Huaier granules are a regulated pharmaceutical product in China and are not commercially available as dietary supplements in the US, EU, or Japan. Patients seeking this therapy should do so under the supervision of an oncologist familiar with the product. Self-medication with unverified Huaier products obtained through unofficial channels is not recommended.

Sources

• Chen Q, Shu C, Laurence AD, et al. Effect of Huaier granule on recurrence after curative resection of HCC: a multicentre, randomised clinical trial. Gut. 2018;67(11):2006-2016
• Yang F, Fan L, Zhu T, et al. An immune-stimulating proteoglycan from the medicinal mushroom Huaier up-regulates NF-kB and MAPK signaling via Toll-like receptor 4. J Biol Chem. 2019;294(7):2628-2641
• Song X, Li Y, Zhang H, Yang Q. The anticancer effect of Huaier (Review). Oncol Rep. 2015;34(1):12-21
• Zhang N, Kong X, Yan S, Yuan C, Yang Q. Huaier aqueous extract inhibits proliferation of breast cancer cells by inducing apoptosis. Cancer Sci. 2010;101(11):2375-2383
• Wang X, Zhang N, Huo Q, Yang Q. Anti-angiogenic and antitumor activities of Huaier aqueous extract. Oncol Rep. 2012;28(4):1167-1175
• Yan X, Lyu T, Jia N, Yu Y, Hua K, Feng W. Trametes robiniophila Murr: a traditional Chinese medicine with potent anti-tumor effects.

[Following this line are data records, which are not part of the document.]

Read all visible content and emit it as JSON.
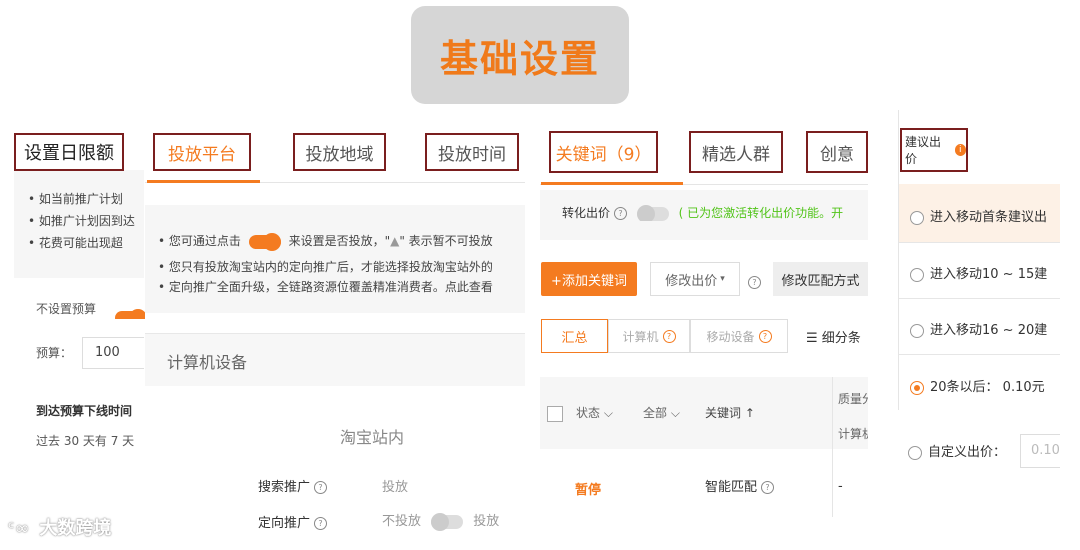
{
  "header": {
    "title": "基础设置"
  },
  "panel1": {
    "tab": "设置日限额",
    "bullets": [
      "如当前推广计划",
      "如推广计划因到达",
      "花费可能出现超"
    ],
    "no_budget_label": "不设置预算",
    "budget_label": "预算：",
    "budget_value": "100",
    "offline_label": "到达预算下线时间",
    "history_text": "过去 30 天有 7 天"
  },
  "panel2": {
    "tabs": [
      "投放平台",
      "投放地域",
      "投放时间"
    ],
    "info1_a": "您可通过点击",
    "info1_b": "来设置是否投放，\"",
    "info1_c": "\" 表示暂不可投放",
    "info2": "您只有投放淘宝站内的定向推广后，才能选择投放淘宝站外的",
    "info3": "定向推广全面升级，全链路资源位覆盖精准消费者。点此查看",
    "device_header": "计算机设备",
    "site_label": "淘宝站内",
    "rows": [
      {
        "name": "搜索推广",
        "value": "投放"
      },
      {
        "name": "定向推广",
        "value_off": "不投放",
        "value_on": "投放"
      }
    ]
  },
  "panel3": {
    "tabs": [
      "关键词（9）",
      "精选人群",
      "创意"
    ],
    "conversion_label": "转化出价",
    "conversion_note": "( 已为您激活转化出价功能。开",
    "add_keyword": "+添加关键词",
    "modify_bid": "修改出价",
    "modify_match": "修改匹配方式",
    "view_tabs": [
      "汇总",
      "计算机",
      "移动设备"
    ],
    "detail_label": "细分条",
    "cols": {
      "status": "状态",
      "all": "全部",
      "keyword": "关键词 ↑",
      "quality": "质量分",
      "computer": "计算机"
    },
    "row": {
      "status": "暂停",
      "match": "智能匹配",
      "dash": "-"
    }
  },
  "panel4": {
    "header": "建议出价",
    "options": [
      "进入移动首条建议出",
      "进入移动10 ~ 15建",
      "进入移动16 ~ 20建",
      "20条以后：  0.10元"
    ],
    "custom_label": "自定义出价：",
    "custom_placeholder": "0.10"
  },
  "watermark": {
    "text": "大数跨境"
  }
}
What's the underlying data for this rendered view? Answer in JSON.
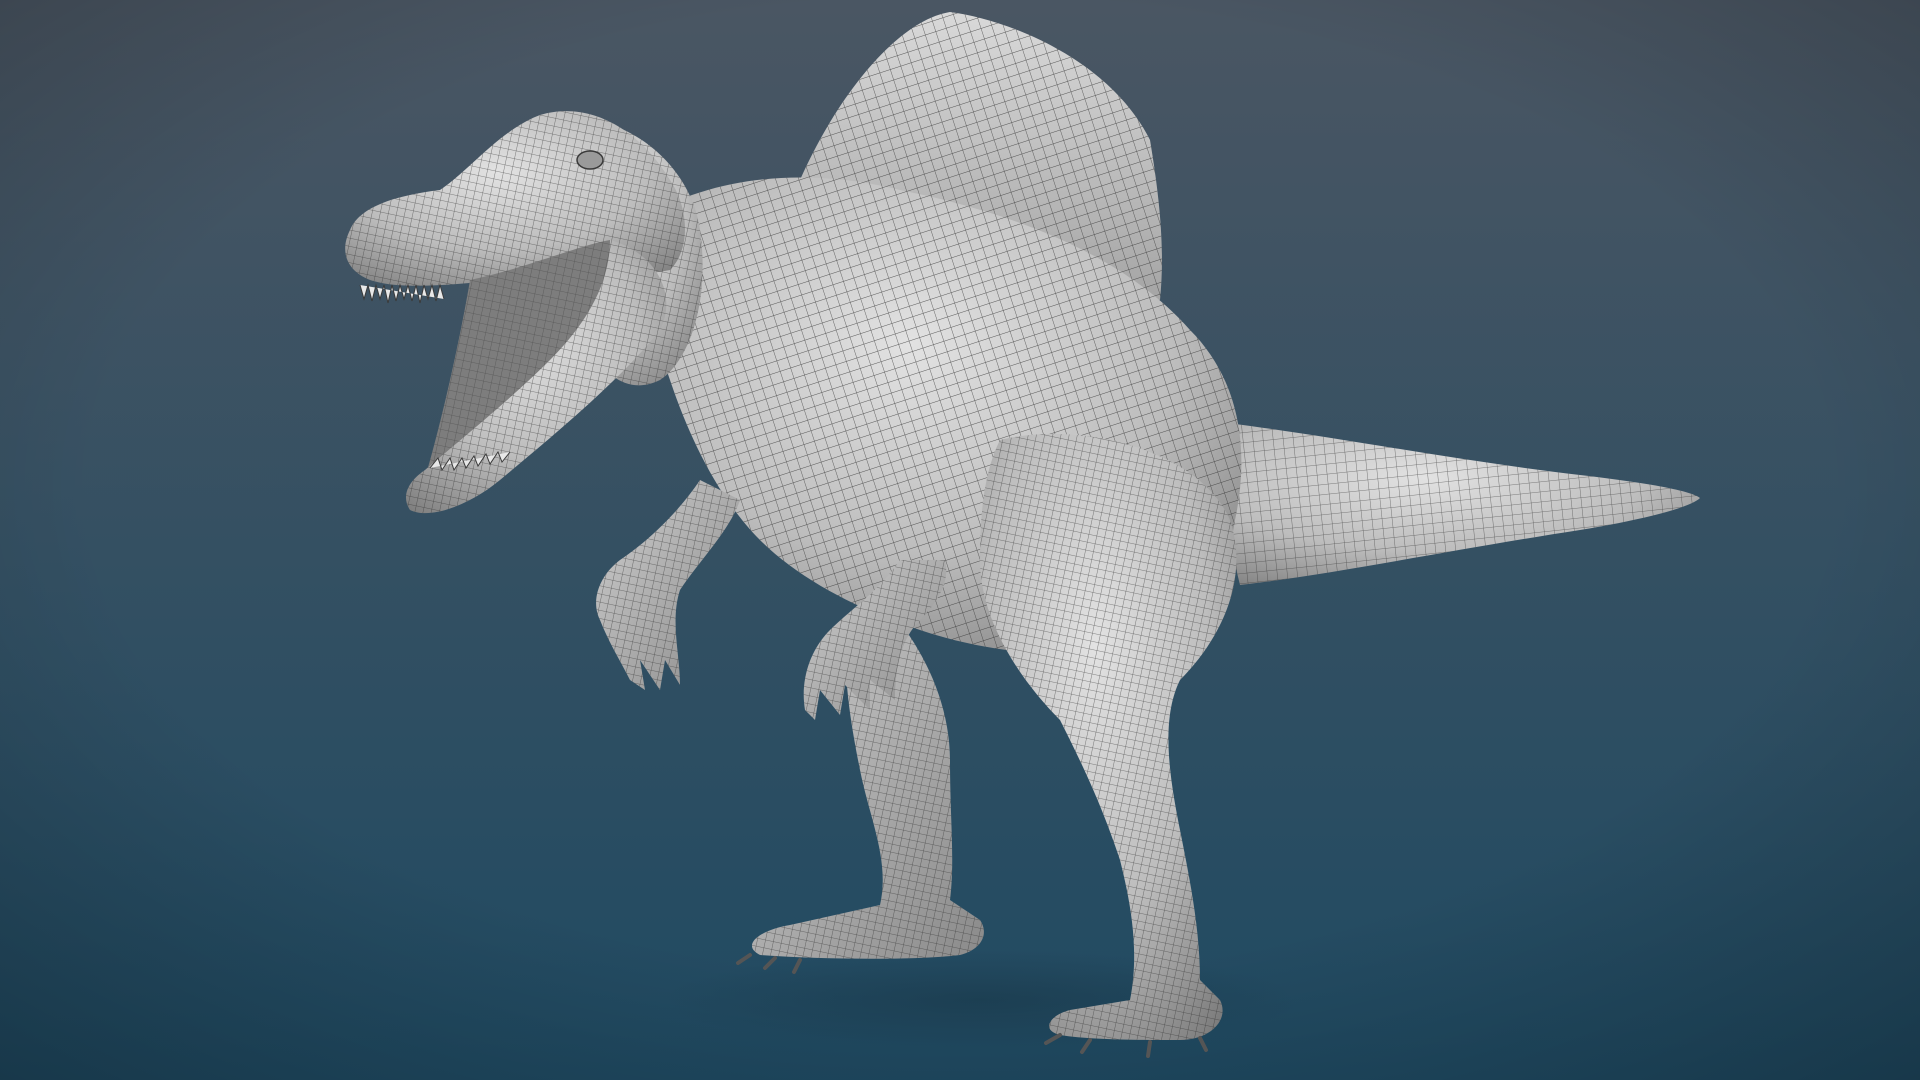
{
  "scene": {
    "subject": "spinosaurus-wireframe-model",
    "colors": {
      "background_top": "#4a5663",
      "background_bottom": "#1f4a62",
      "mesh_fill_light": "#d6d6d6",
      "mesh_fill_mid": "#a9a9a9",
      "mesh_fill_dark": "#6f6f6f",
      "mesh_line": "#2e2e2e",
      "shadow": "#183647"
    }
  }
}
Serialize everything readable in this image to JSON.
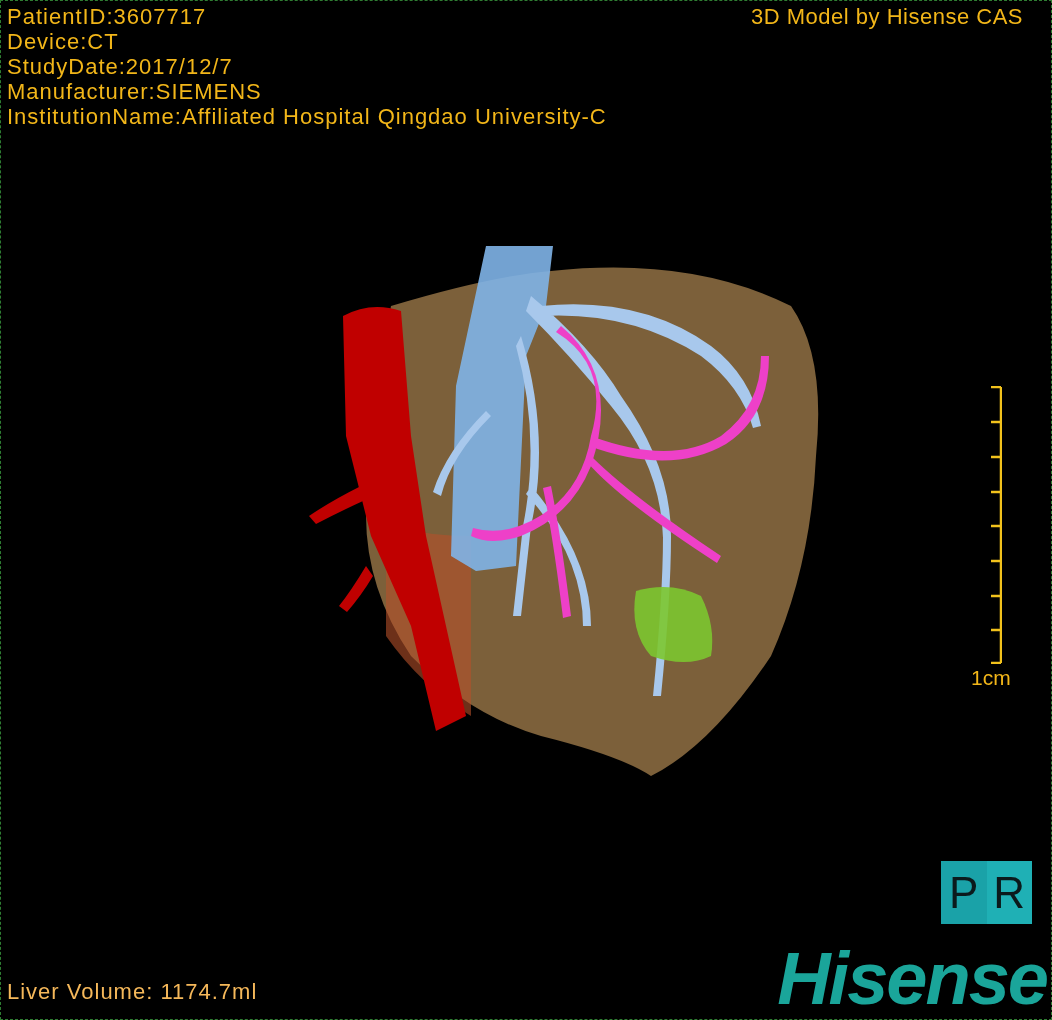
{
  "patient_info": [
    "PatientID:3607717",
    "Device:CT",
    "StudyDate:2017/12/7",
    "Manufacturer:SIEMENS",
    "InstitutionName:Affiliated Hospital Qingdao University-C"
  ],
  "title": "3D Model by Hisense CAS",
  "scale_bar": {
    "label": "1cm"
  },
  "view_button": {
    "letters": [
      "P",
      "R"
    ]
  },
  "logo": "Hisense",
  "liver_volume": "Liver Volume: 1174.7ml"
}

Cancer Manag Res. 2019;11:1541-1549
• Chen J, Chen S, Zhou Y, Wang S, Wu W. Efficacy and safety of Huaier granule as an adjuvant therapy for cancer: an overview of systematic reviews and meta-analyses. Integr Cancer Ther. 2022;21:15347354221083910
• Liu X, Wang Z, Zhao Y, et al. Huaier granule prolongs overall survival after curative resection of hepatocarcinoma carcinoma: a propensity score analysis. Phytomedicine. 2022;106:154435
• Li Z, Chen S, Fan Y, et al. Long-term oral administration of Huaier granules improves survival outcomes in hepatocellular carcinoma patients within Milan criteria following microwave ablation. Front Pharmacol. 2024;15:1336347
• Zhu L, Li J, Ye J, et al. Traditional Chinese biomedical preparation (Huaier Granule) for breast cancer: a PRISMA-compliant meta-analysis. Biosci Rep. 2020;40(8):BSR20202509
• Chinese State Food and Drug Administration. New Drug Certificate for Huaier Granules. 2002

Connections

• Polypore immunomodulators: Huaier belongs to the same family (Polyporaceae) as Turkey Tail (Trametes versicolor), which similarly employs polysaccharide-protein complexes (PSK, PSP) for immune modulation in oncology. Turkey Tail PSK is approved as an adjuvant cancer therapy in Japan, paralleling Huaier’s approval in China. Together they represent the two most clinically validated medicinal fungi in oncology worldwide.
• Hepatoprotective fungi: Compare with Reishi (Ganoderma lucidum), which is also used adjunctively in Chinese oncology and shares hepatoprotective and immunomodulatory properties, though with weaker clinical trial evidence for specific oncological endpoints.
• Tumor-associated immune modulation: The TLR4-dependent mechanism of Huaier proteoglycan parallels the dectin-1 and TLR-2 mediated immune activation seen with beta-glucans from Maitake (D-fraction) and Phellinus linteus. However, Huaier’s proteoglycan is pharmacologically distinct in that both protein and polysaccharide moieties are required for full activity.
• Sanghuang comparison: Sanghuangporus sanghuang is another Chinese medicinal polypore with anti-cancer research, though it lacks the Phase III clinical trial data that distinguishes Huaier.
• Clinical evidence hierarchy: Among all medicinal fungi, Huaier possesses arguably the strongest single clinical trial (Phase III, n=1,002) for any specific therapeutic indication, though the open-label design and geographic concentration of evidence are notable limitations.